Asystent Tarachulskiego przyznaje, że dużym plusem będzie atut własnego boiska. - U siebie czujemy się pewniejsi. Pokłady sił będą większe. Wiadomo, że podróż z Polkowic będzie miała znaczenie. W meczu nie zagra Tomasz Wełna, ale mamy pomysł na granie. Skład jest w głowie - dodaje.

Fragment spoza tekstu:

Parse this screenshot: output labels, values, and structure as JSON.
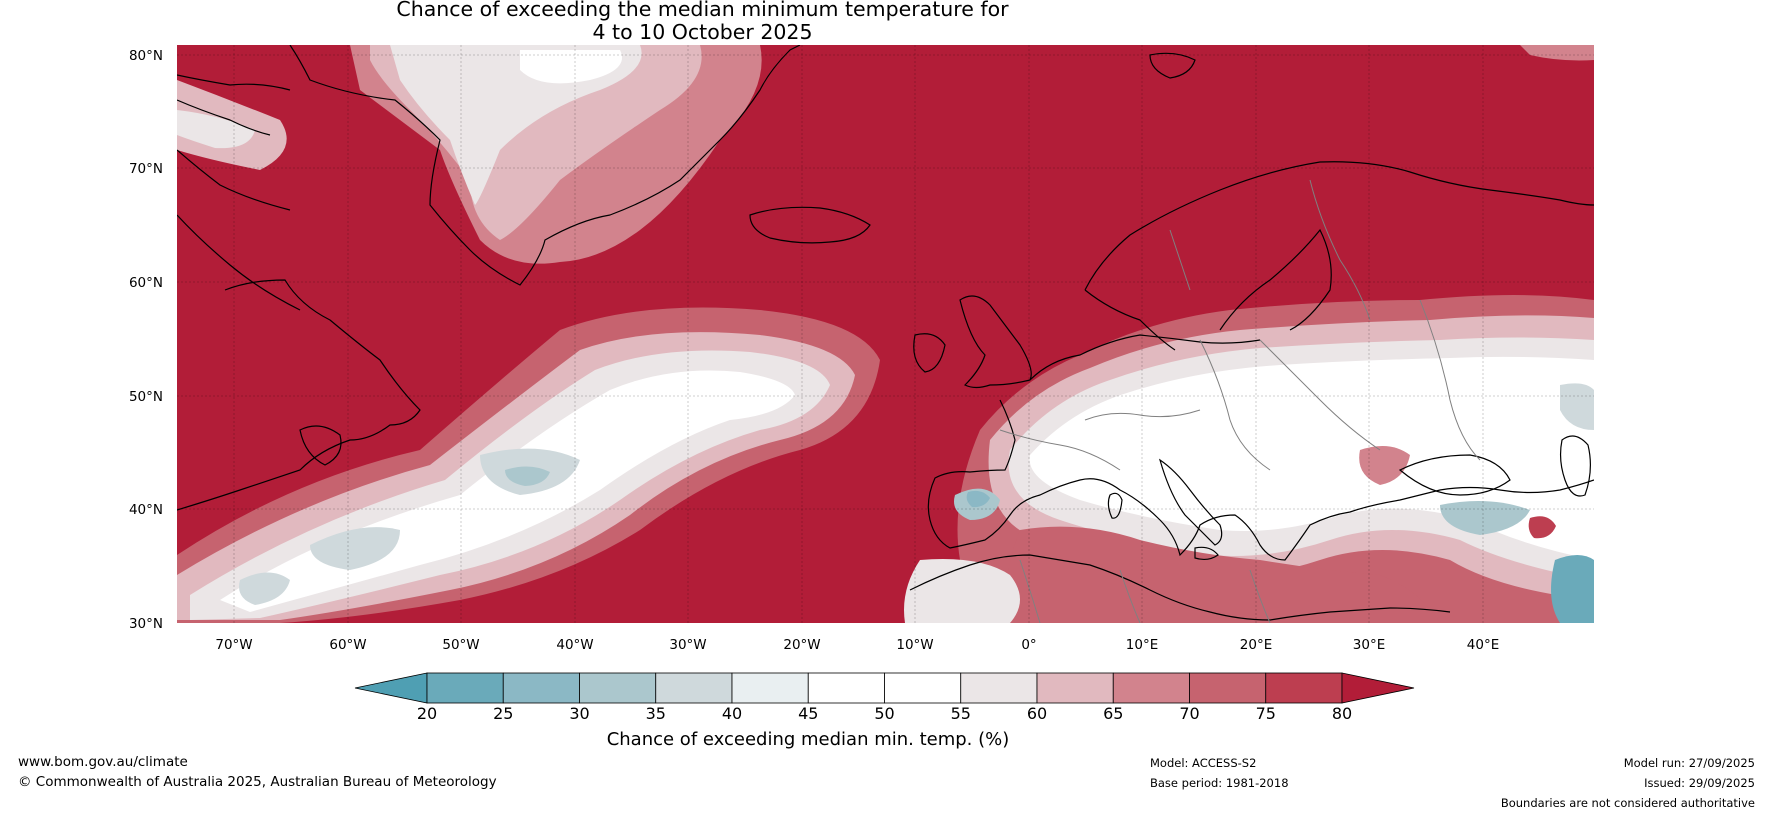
{
  "title": {
    "line1": "Chance of exceeding the median minimum temperature for",
    "line2": "4 to 10 October 2025"
  },
  "lat_labels": [
    "80°N",
    "70°N",
    "60°N",
    "50°N",
    "40°N",
    "30°N"
  ],
  "lon_labels": [
    "70°W",
    "60°W",
    "50°W",
    "40°W",
    "30°W",
    "20°W",
    "10°W",
    "0°",
    "10°E",
    "20°E",
    "30°E",
    "40°E"
  ],
  "colorbar": {
    "ticks": [
      "20",
      "25",
      "30",
      "35",
      "40",
      "45",
      "50",
      "55",
      "60",
      "65",
      "70",
      "75",
      "80"
    ],
    "label": "Chance of exceeding median min. temp. (%)",
    "colors": {
      "below_20": "#4f9fb3",
      "20_25": "#6aaaba",
      "25_30": "#8bb8c5",
      "30_35": "#abc7cd",
      "35_40": "#cfd9dc",
      "40_45": "#e9eff1",
      "45_50": "#ffffff",
      "50_55": "#ffffff",
      "55_60": "#ebe6e7",
      "60_65": "#e1b9bf",
      "65_70": "#d2838d",
      "70_75": "#c6636f",
      "75_80": "#bd3e50",
      "above_80": "#b21d38"
    }
  },
  "footer": {
    "website": "www.bom.gov.au/climate",
    "copyright": "© Commonwealth of Australia 2025, Australian Bureau of Meteorology",
    "model": "Model: ACCESS-S2",
    "base_period": "Base period: 1981-2018",
    "model_run": "Model run: 27/09/2025",
    "issued": "Issued: 29/09/2025",
    "disclaimer": "Boundaries are not considered authoritative"
  }
}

Przed Sałańskim debiut jako ten "pierwszy". - Nie ma żadnych motylków. W przeszłości były, gdy debiutowałem jako trener w seniorach czy poznawałem swoją żonę Ewę. Wiadomo, że przygotowania do meczu spadają na barki całego sztabu, a że nie będzie w czasie meczu na ławce pierwszego trenera to już niewiele zmienia. Poradzimy sobie. Gramy bez publiczności, więc i tak wszystkie wskazówki czy moje czy Bartka będą dobrze słyszalne. Będziemy mieli swobodę komunikacji - kończy.
Początek spotkania o godz. 17:00. Mecz będzie można śledzić na YouTubie na stronie Pogoni Siedlce.